Gaver offers three different categories of auditory icons: symbolic icons are the most abstract of the triad; they have a completely arbitrary relationship with their intended referent and hold only by repeated and routinized association with such referent. Metaphorical icons are not entirely arbitrary, but they simply gesture, they provide direction to the referent without offering a description of it, and they usually coexist with the referent in our actual sonic environment. Iconic/nomic icons physically and materially resemble the source of the referent sound, and they are cited as the strongest mappings, meaning they derive positive results from user testing. The choice of which audio icon to use in a specific instance is entirely dependent on the way the digital environment is arranged, and how closely that environment can be configured to activate analog associations.

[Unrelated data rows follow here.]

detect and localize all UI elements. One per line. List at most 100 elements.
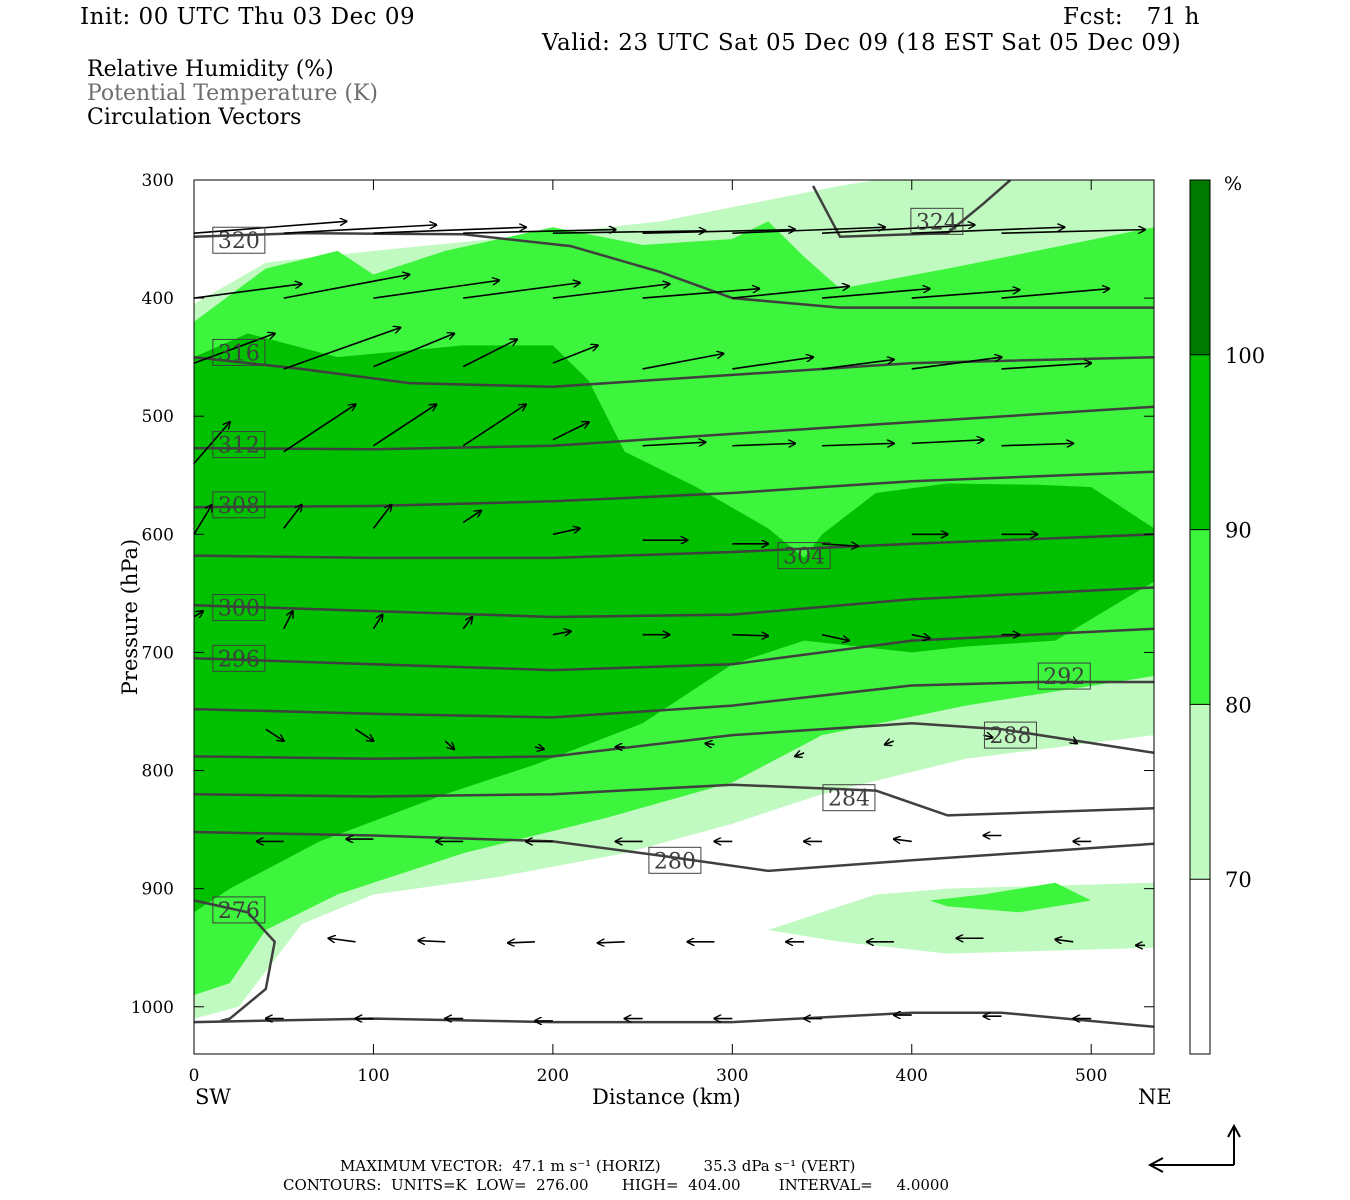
circulation-vector [329,938,356,942]
circulation-vector [194,611,203,617]
colorbar-segment [1190,529,1210,705]
contour-label-box [822,784,876,812]
legend-potential-temperature: Potential Temperature (K) [87,81,378,106]
circulation-vector [1073,741,1077,743]
circulation-vector [1001,363,1091,370]
contour-label-box [1037,662,1091,690]
circulation-vector [821,633,849,641]
contour-label: 292 [1043,665,1085,690]
contour-label-box [212,226,266,254]
circulation-vector [463,230,616,234]
plot-frame [193,179,1155,1055]
contour-label: 324 [916,210,958,235]
circulation-vector [283,274,410,299]
theta-contour-324 [811,180,1012,238]
x-axis-title: Distance (km) [592,1085,741,1109]
theta-contour-304 [194,533,1154,560]
contour-label-box [983,721,1037,749]
circulation-vector [552,284,670,299]
theta-contour-312 [194,405,1154,451]
circulation-vector [732,227,885,234]
circulation-vector [642,289,760,299]
x-end-label-ne: NE [1138,1085,1172,1109]
colorbar-unit: % [1224,173,1242,195]
circulation-vector [463,283,580,299]
circulation-vector [598,942,625,943]
colorbar-label: 70 [1225,868,1252,892]
contour-label-box [212,896,266,924]
y-tick-label: 400 [142,289,174,309]
contour-label: 276 [218,899,260,924]
colorbar-frame [1189,179,1211,1055]
y-tick-label: 500 [142,407,174,427]
circulation-vector [1001,289,1109,299]
circulation-vector [552,528,580,536]
circulation-vector [821,544,858,546]
valid-time: Valid: 23 UTC Sat 05 Dec 09 (18 EST Sat … [542,30,1182,56]
circulation-vector [1055,939,1074,941]
circulation-vector [373,227,526,234]
contour-label: 304 [783,545,825,570]
y-tick-label: 900 [142,880,174,900]
contour-label: 296 [218,647,260,672]
x-tick-label: 0 [189,1066,200,1086]
circulation-vector [795,753,805,757]
contour-info-note: CONTOURS: UNITS=K LOW= 276.00 HIGH= 404.… [283,1176,949,1194]
circulation-vector [283,611,293,630]
circulation-vector [372,404,436,447]
x-tick-label: 100 [357,1066,389,1086]
y-tick-label: 300 [142,171,174,191]
y-tick-label: 600 [142,525,174,545]
circulation-vector [983,735,993,737]
circulation-vector [732,635,768,636]
colorbar-segment [1190,354,1210,530]
circulation-vector [462,404,526,447]
circulation-vector [894,839,912,841]
circulation-vector [534,747,544,749]
reference-vector-icon [1147,1123,1241,1173]
circulation-vector [552,345,598,364]
contour-label: 320 [218,229,260,254]
circulation-vector [373,334,454,368]
circulation-vector [821,360,894,370]
colorbar-segment [1190,180,1210,355]
circulation-vector [732,286,849,299]
contour-label: 280 [654,849,696,874]
circulation-vector [194,284,302,299]
circulation-vector [372,615,382,630]
y-tick-label: 800 [142,762,174,782]
circulation-vector [508,942,535,943]
theta-contour-316 [194,355,1154,388]
circulation-vector [194,505,212,535]
circulation-vector [462,617,472,630]
y-tick-label: 700 [142,643,174,663]
circulation-vector [732,357,813,370]
theta-contour-280 [194,830,1154,873]
circulation-vector [194,334,275,364]
colorbar-label: 100 [1225,344,1265,368]
circulation-vector [283,505,302,529]
theta-contour-292 [194,680,1154,719]
y-tick-label: 1000 [131,998,174,1018]
contour-label-box [212,644,266,672]
circulation-vector [1001,443,1073,445]
theta-contour-308 [194,470,1154,509]
contour-label: 312 [218,434,260,459]
contour-label: 288 [989,724,1031,749]
contour-label-box [212,338,266,366]
circulation-vector [705,743,715,744]
contour-label-box [212,594,266,622]
rh-region-90-2 [194,333,1154,913]
circulation-vector [552,422,589,441]
circulation-vector [642,354,724,370]
circulation-vector [372,505,391,529]
colorbar-segment [1190,704,1210,880]
x-end-label-sw: SW [195,1085,231,1109]
circulation-vector [821,225,975,234]
circulation-vector [194,422,230,464]
circulation-vector [822,443,894,445]
y-axis-title: Pressure (hPa) [118,538,142,696]
theta-contour-296 [194,627,1154,672]
legend-relative-humidity: Relative Humidity (%) [87,57,334,82]
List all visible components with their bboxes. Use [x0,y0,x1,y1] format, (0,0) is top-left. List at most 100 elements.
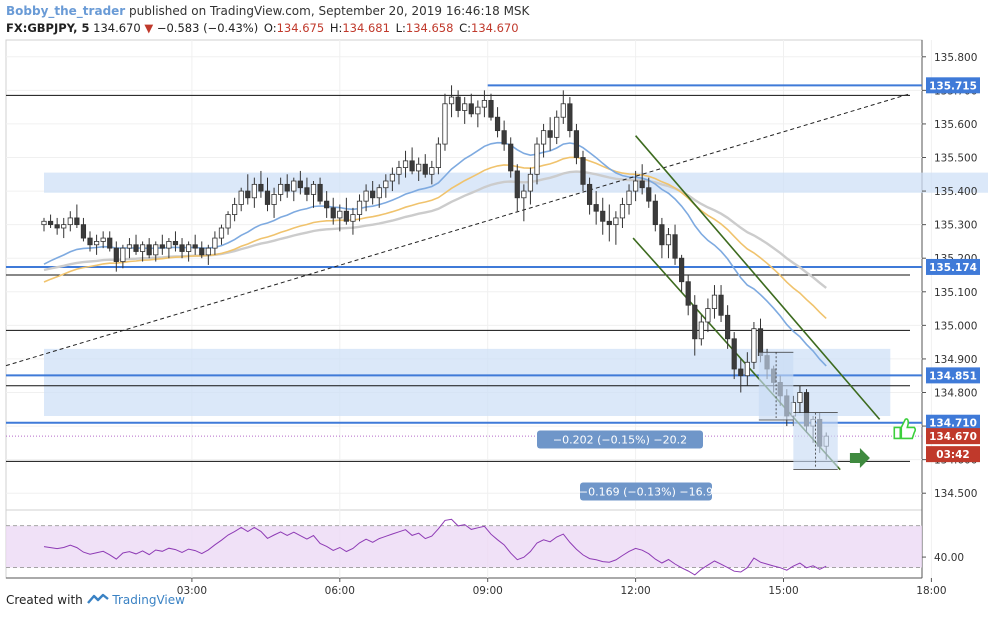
measure-label-box [580,482,712,501]
green-arrow-icon [849,447,870,468]
candle-body [343,210,349,222]
tradingview-brand[interactable]: TradingView [112,593,185,607]
candle-body [47,220,54,226]
candle-body [685,281,691,306]
candle-body [113,247,119,262]
candle-body [429,167,435,175]
candle-body [547,130,553,138]
candle-body [672,234,678,259]
x-tick-label: 06:00 [325,585,355,597]
candle-body [718,294,724,316]
candle-body [199,247,205,256]
x-tick-label: 09:00 [473,585,503,597]
level-price-tag [926,367,980,384]
candle-body [304,187,310,195]
candle-body [521,190,527,199]
candle-body [731,338,737,370]
candle-body [61,224,67,229]
candle-body [527,173,534,192]
candle-body [416,163,422,172]
price-tag-text: 134.670 [929,431,977,443]
low-label: L: [395,21,406,35]
time-axis-ticks: 03:00 06:00 09:00 12:00 15:00 18:00 [177,578,947,597]
tradingview-logo-icon[interactable] [86,593,113,607]
candle-body [100,237,106,242]
candle-body [67,217,73,226]
candle-body [639,180,645,189]
candle-body [402,160,409,168]
candle-body [232,204,238,215]
candle-body [501,130,507,145]
candle-body [626,190,632,205]
candle-body [120,247,126,262]
candle-body [330,207,336,219]
price-tag-text: 134.851 [929,370,977,382]
candle-body [422,163,428,175]
candle-body [126,244,133,249]
candle-body [186,244,192,252]
candle-body [692,304,698,340]
candle-body [744,361,750,377]
close-value: 134.670 [471,21,519,35]
candle-body [757,328,764,356]
candle-body [356,200,363,215]
candle-body [738,368,744,377]
support-zone [44,348,891,416]
price-change: −0.583 (−0.43%) [156,21,259,35]
candle-body [462,103,468,111]
close-label: C: [459,21,471,35]
symbol-name[interactable]: FX:GBPJPY, 5 [6,21,90,35]
candle-body [297,180,303,189]
candle-body [146,244,152,256]
candle-body [698,321,704,340]
candle-body [212,237,218,249]
measure-boxes: −0.202 (−0.15%) −20.2 −0.169 (−0.13%) −16… [537,351,838,501]
author-name[interactable]: Bobby_the_trader [6,4,126,18]
candle-body [665,234,672,246]
candle-body [679,257,685,283]
price-tag-text: 135.715 [929,80,977,92]
candle-body [172,241,179,246]
y-tick-label: 135.000 [934,320,977,332]
x-tick-label: 15:00 [768,585,798,597]
candle-body [245,190,251,199]
candle-body [258,183,264,192]
candle-body [179,244,185,252]
created-with-text: Created with [6,593,83,607]
candle-body [166,241,172,249]
candle-body [205,247,211,256]
y-tick-label: 135.800 [934,52,977,64]
candle-body [41,220,47,226]
open-value: 134.675 [276,21,325,35]
candle-body [573,130,580,158]
ema-blue-line [43,141,827,367]
measure-label-text: −0.169 (−0.13%) −16.9 [579,486,713,499]
published-text: published on TradingView.com, September … [129,4,530,18]
candle-body [238,190,244,205]
last-price-tag [926,428,980,445]
candle-body [383,180,389,189]
rsi-band [6,525,922,568]
candle-body [488,100,494,118]
high-label: H: [329,21,343,35]
candle-body [370,190,376,199]
candle-body [725,314,731,340]
open-label: O: [263,21,277,35]
candle-body [606,220,612,226]
candle-body [705,308,711,323]
level-price-tag [926,77,980,94]
candle-body [475,106,481,115]
y-tick-label: 135.100 [934,287,977,299]
candle-body [54,224,60,229]
candle-body [646,187,652,202]
price-tag-text: 135.174 [929,262,977,274]
candles [41,85,829,460]
low-value: 134.658 [405,21,454,35]
x-tick-label: 18:00 [916,585,946,597]
y-tick-label: 135.400 [934,186,977,198]
candle-body [291,180,297,192]
candle-body [580,157,586,185]
candle-body [600,210,606,222]
channel-upper-line [634,135,881,420]
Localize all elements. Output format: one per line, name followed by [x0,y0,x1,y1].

The goal in applying auditory cues to computing is to collapse the boundary between sight and sound, to synthesize a more total UI experience. Auditory icons function as an aural syntagma, their purpose is to direct; their materials do not operate independently of reception and cannot be excised from the signified/signifier algorithm. UI sonic environments are necessarily signifying, and material intensive quantities, or the attributes of the sound that can be represented numerically, serve a semiotic purpose. From Cabral and Remijn’s article, “Physical features of the sound(s) used in auditory icons, such as pitch, reverberation, volume, and ramping, can be manipulated to convey, for example, the perceived location, distance, and size of the referent.” The sounds of our digital lives, and particularly the aforementioned processes of aural discretization, complicate sonic materialism as a content-blind approach. The mythology of sound as pure expression without any underlying meaning cannot hold for digital noises. Within the confines of a UI, and even in the case of ostensibly pure information (the sequencer’s role within a synthesizer), content and intention are everything. Conversion from the continuous to the discrete does not discard of the continuous just because the formal qualities of the information have changed, there is still a coherence of sense across different means of expression, a residual meaning structure. Numbers, in this instance, are still qualic, because the prior phenomenal is communicated through sequences of numbers. Like my reliance on the aural reassurance of my iPhone’s functionality, I needed sound to make sense of my digital surroundings, to align my experience with some recognizable mode of participation, ultimately enabled by the ways in which sound is configured materially.